Naturally, our itinerary veered sharply from the average tourist's. Instead of visiting the Brandenburg Gates, we beelined for our old hood of Alt-Treptow and walked by our old house (David's name is still on the interphone to his office!).

Instead of walking in the Tiergarten, we strolled through Treptower Park, where I walked the dogs every day. It was reassuring that the odd practice of numbering the trees had not changed...

...nor had the ridiculously outdated tickets for the U- and S-Bahn that you can still only buy four at a time...

Instead of visiting the Charlottenburg Palace, we walked down the street to see if the squat we remembered from our first days in Berlin had survived the steroidal gentrification of the area.

At the Kollwitz Platz Saturday market, where we continued to shop even after moving to Alt-Treptow, the goat’s cheese lady, the pasta people and the saucisson seller were still there but not the fruit and veg lady who bothered to track me down after I'd dropped my French driving licence at her stall. We bought another lithograph at the Kollwitz Kabinett, where we'd also purchased several lamps with glass shades, including the one lighting my office right now on this dark morning in the Perche.
Friends invited us to see an unusual Verdi opera, Simon Boccanegra, at the Deutsche Oper (thank you again, Philipp and Winnie!), and we attended the exhibition on post-War art (a form of nostalgia itself) at the Mies van der Rohe building near the Potsdamer Platz with our friend Katharina.

Everything was redolent of the years we lived there, and the effect was to create a whirlwind of heightened sensations, a connection to the past, that for me constitutes the joy of nostalgia. The best way I can illustrate the feeling is this photo...

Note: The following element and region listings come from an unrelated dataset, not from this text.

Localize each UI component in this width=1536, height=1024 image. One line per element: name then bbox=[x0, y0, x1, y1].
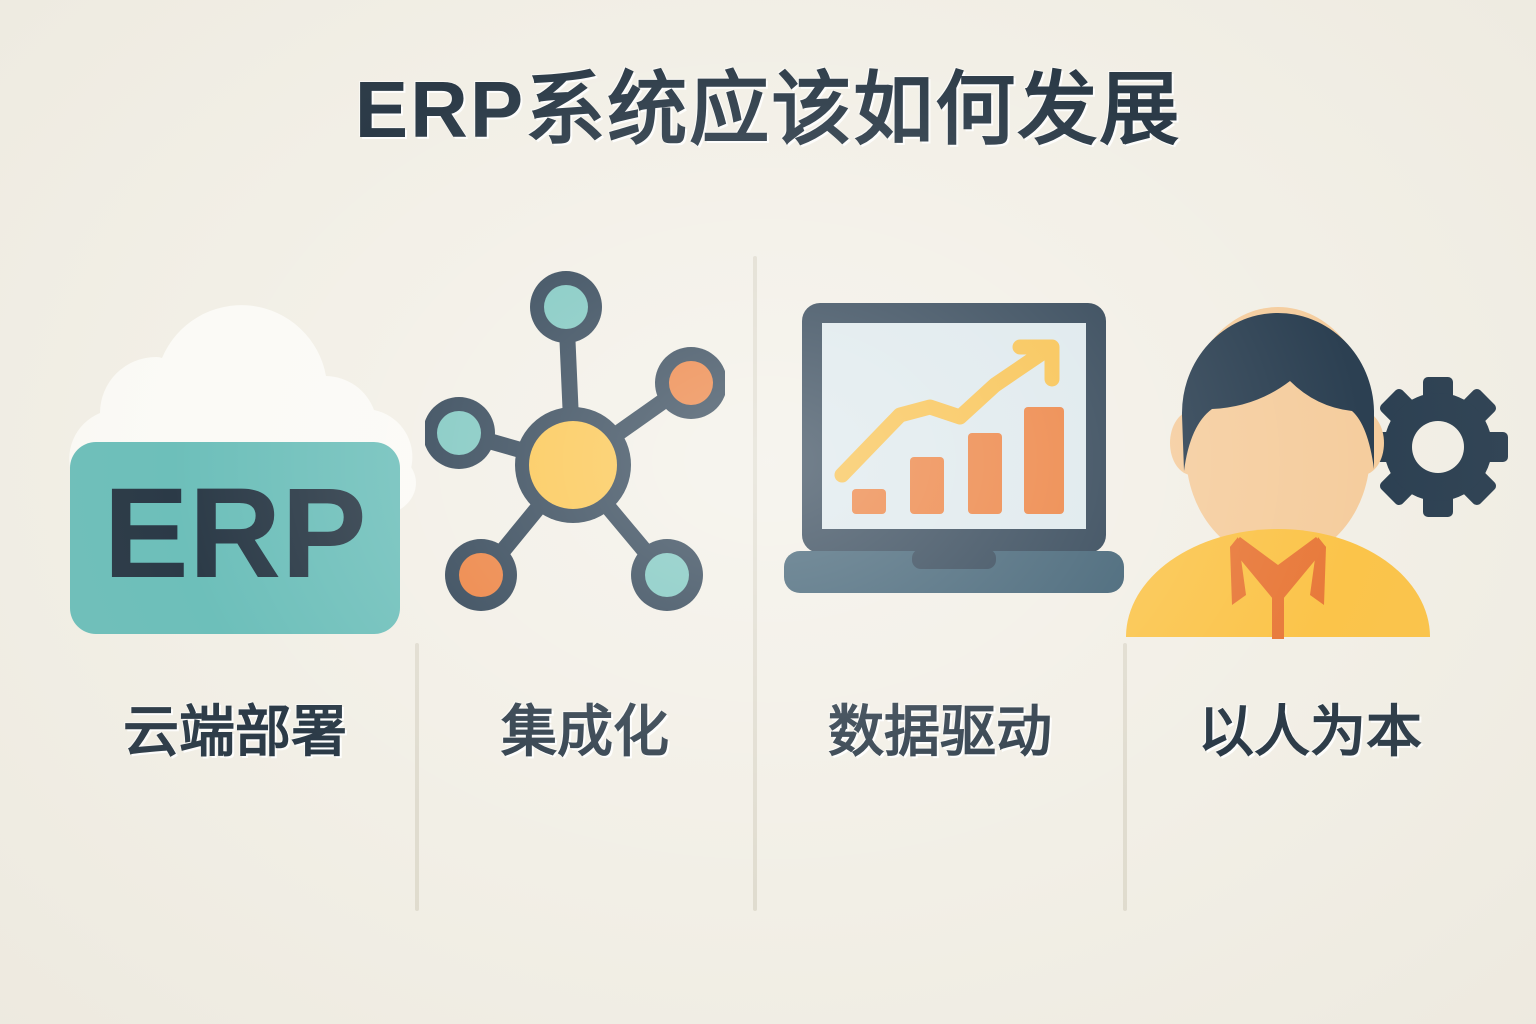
network-hub-node bbox=[515, 407, 631, 523]
chart-bar-4 bbox=[1024, 407, 1064, 514]
chart-bar-2 bbox=[910, 457, 944, 514]
network-node-top bbox=[530, 271, 602, 343]
network-node-right bbox=[655, 347, 725, 419]
column-label-integration: 集成化 bbox=[420, 700, 750, 764]
erp-badge: ERP bbox=[70, 442, 400, 634]
chart-bar-3 bbox=[968, 433, 1002, 514]
column-divider-1 bbox=[415, 643, 419, 911]
network-nodes-icon bbox=[425, 255, 725, 625]
cloud-erp-icon: ERP bbox=[60, 225, 420, 645]
laptop-base bbox=[784, 549, 1124, 593]
column-divider-3 bbox=[1123, 643, 1127, 911]
network-node-bottom-right bbox=[631, 539, 703, 611]
person-gear-icon bbox=[1120, 265, 1510, 645]
chart-bar-1 bbox=[852, 489, 886, 514]
person-placket bbox=[1272, 595, 1284, 639]
network-node-left bbox=[425, 397, 495, 469]
column-label-data-driven: 数据驱动 bbox=[760, 700, 1120, 764]
column-divider-2 bbox=[753, 256, 757, 911]
page-title: ERP系统应该如何发展 bbox=[0, 70, 1536, 150]
erp-badge-label: ERP bbox=[103, 462, 366, 605]
infographic-canvas: ERP系统应该如何发展 ERP bbox=[0, 0, 1536, 1024]
laptop-chart-icon bbox=[780, 295, 1130, 605]
column-label-people-first: 以人为本 bbox=[1130, 700, 1490, 764]
network-node-bottom-left bbox=[445, 539, 517, 611]
column-label-cloud-deployment: 云端部署 bbox=[60, 700, 410, 764]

...a palimpsest of fractured images, each one with a Berlin association - bikes, a fancy German car, pre- and post-War buildings - and at the heart of it, this older woman reading the newspaper (on real paper) while getting her hair dyed. She probably grew up right there in Prinzlauerberg when it was still part of East Berlin, before it was über-trendy and expensive. The Friseur itself seemed a survivor of a different era.
Because nostalgia helps connect the dots in our own life, as well as in the bigger picture, it is not surprising that Berlin, with its layered history - both its grand...

...and its tragic...

...sides - was a natural draw for a borderline nostaholic like me.

Living between the two cities, I thought a lot about the meaning of Home, wondered in these virtual pages when it is you start feeling fused with the morning light, instead of merely observing it.

Fascinated though I was Berlin, I never felt fully fused (and thankfully David didn't disagree). I missed Paris.
Which brings us back to Herr Doktor Hofer. While living the Berlin half of our life, I had the two most serious health scares of my life: a torn retina requiring 93 laser zaps to repair and an acute pancreatitis necessitating nine days in the Charité hospital, a building which kept popping up on the horizon, all during the visit.

Perhaps nostalgia and homesickness can be hyphenated, perhaps the condition can be physical after all. But that doesn't mean I don't like a wistful wander back from time to time.